Lorsque les services chargés du contrôle de l’exécution du contrat (inspecteurs et contrôleurs du travail) ou les agents visés à l’article L991-3 du Code du travail (inspecteurs et contrôleurs de la formation professionnelle), constatent que l’employeur a méconnu les obligations visées aux articles L981-1 à L981-8 régissant le contrat de professionnalisation, les constats relevés sont transmis au directeur départemental du travail, de l’emploi et de la formation professionnelle (DDTEFP). Au vu de ces constats, le DDTEFP peut prononcer, par décision motivée, le retrait du bénéfice de l’exonération.

En cas de retrait du bénéfice de l’exonération :

– le DDTEFP notifie la décision à l’employeur, à l’organisme de recouvrement des cotisations et contributions sociales compétent et à l’organisme paritaire collecteur agréé ;

– l’employeur communique la décision de retrait de l’exonération au comité d’entreprise ou, à défaut, aux délégués du personnel et verse à l’organisme de recouvrement compétent, au plus tard à la première date d’exigibilité des cotisations sociales qui suit la notification du retrait, les cotisations dont il a été indûment exonéré.

Cette décision est susceptible de recours hiérarchique devant le Ministre chargé de l’emploi.
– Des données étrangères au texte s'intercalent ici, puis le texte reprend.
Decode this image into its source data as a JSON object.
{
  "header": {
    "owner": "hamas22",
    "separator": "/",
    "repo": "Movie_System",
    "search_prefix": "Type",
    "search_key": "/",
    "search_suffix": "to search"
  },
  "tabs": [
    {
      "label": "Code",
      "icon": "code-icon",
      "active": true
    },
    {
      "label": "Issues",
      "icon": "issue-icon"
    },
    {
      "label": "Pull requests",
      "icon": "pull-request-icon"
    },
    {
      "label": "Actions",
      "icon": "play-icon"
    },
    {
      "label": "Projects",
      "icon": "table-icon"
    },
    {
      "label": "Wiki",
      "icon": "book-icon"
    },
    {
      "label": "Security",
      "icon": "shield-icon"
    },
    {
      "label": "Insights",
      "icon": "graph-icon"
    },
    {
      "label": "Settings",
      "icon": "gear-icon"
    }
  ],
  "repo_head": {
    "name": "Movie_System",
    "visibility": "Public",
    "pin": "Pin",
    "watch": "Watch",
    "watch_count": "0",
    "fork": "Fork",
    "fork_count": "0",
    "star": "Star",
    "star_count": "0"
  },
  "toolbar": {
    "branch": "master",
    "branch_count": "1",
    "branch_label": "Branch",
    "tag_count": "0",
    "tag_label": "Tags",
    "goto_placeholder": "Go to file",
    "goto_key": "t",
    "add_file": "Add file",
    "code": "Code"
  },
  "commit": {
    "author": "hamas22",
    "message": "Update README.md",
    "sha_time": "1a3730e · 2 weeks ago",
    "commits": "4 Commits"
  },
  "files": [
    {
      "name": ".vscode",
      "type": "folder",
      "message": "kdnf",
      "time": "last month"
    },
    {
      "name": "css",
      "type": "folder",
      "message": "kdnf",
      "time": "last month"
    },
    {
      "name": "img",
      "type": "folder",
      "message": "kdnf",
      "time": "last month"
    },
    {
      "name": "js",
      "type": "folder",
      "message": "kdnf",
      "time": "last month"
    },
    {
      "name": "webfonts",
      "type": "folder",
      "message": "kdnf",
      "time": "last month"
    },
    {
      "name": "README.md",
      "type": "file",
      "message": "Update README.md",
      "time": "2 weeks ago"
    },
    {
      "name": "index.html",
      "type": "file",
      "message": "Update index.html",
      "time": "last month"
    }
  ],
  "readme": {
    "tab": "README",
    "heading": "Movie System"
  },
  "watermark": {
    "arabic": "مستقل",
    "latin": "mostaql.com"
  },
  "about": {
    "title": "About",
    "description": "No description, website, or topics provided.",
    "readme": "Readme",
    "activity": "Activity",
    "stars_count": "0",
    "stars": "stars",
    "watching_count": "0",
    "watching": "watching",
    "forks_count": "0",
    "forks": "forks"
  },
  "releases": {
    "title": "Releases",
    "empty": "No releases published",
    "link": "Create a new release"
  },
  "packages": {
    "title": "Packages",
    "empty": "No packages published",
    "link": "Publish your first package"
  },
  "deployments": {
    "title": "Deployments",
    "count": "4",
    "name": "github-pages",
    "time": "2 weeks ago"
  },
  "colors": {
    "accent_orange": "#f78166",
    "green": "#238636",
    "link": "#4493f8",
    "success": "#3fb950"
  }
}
Si un recours contentieux intervient après ce recours hiérarchique, c’est l’administration centrale qui traite celui-ci. En revanche, si la décision initiale n’a pas fait l’objet d’un recours hiérarchique et qu’un recours contentieux intervient, c’est la DDTEFP qui traite ce recours et produit un mémoire en défense.

Lorsque le constat est établi par les inspecteurs placés sous l’autorité du ministère de l’agriculture, il est transmis à la direction départementale du travail, de l’emploi et de la formation professionnelle concernée. Le DDTEFP notifie le retrait du bénéfice de l’exonération dans les conditions précitées et transmet copie de sa notification aux services départementaux de l’inspection du travail, de l’emploi et de la politique sociale agricole (SDITEPSA). Une procédure similaire est appliquée pour les constats effectués par l’inspection du travail des transports ainsi que pour la communication, à ce même service, de la notification de décision de retrait.

2.2 Aide de l’État aux groupements d’employeurs pour financer l’accompagnement personnalisé vers l’emploi de salariés en contrat de professionnalisation

Sources : articles L127-1, D981-11 à D981-14 du Code du travail.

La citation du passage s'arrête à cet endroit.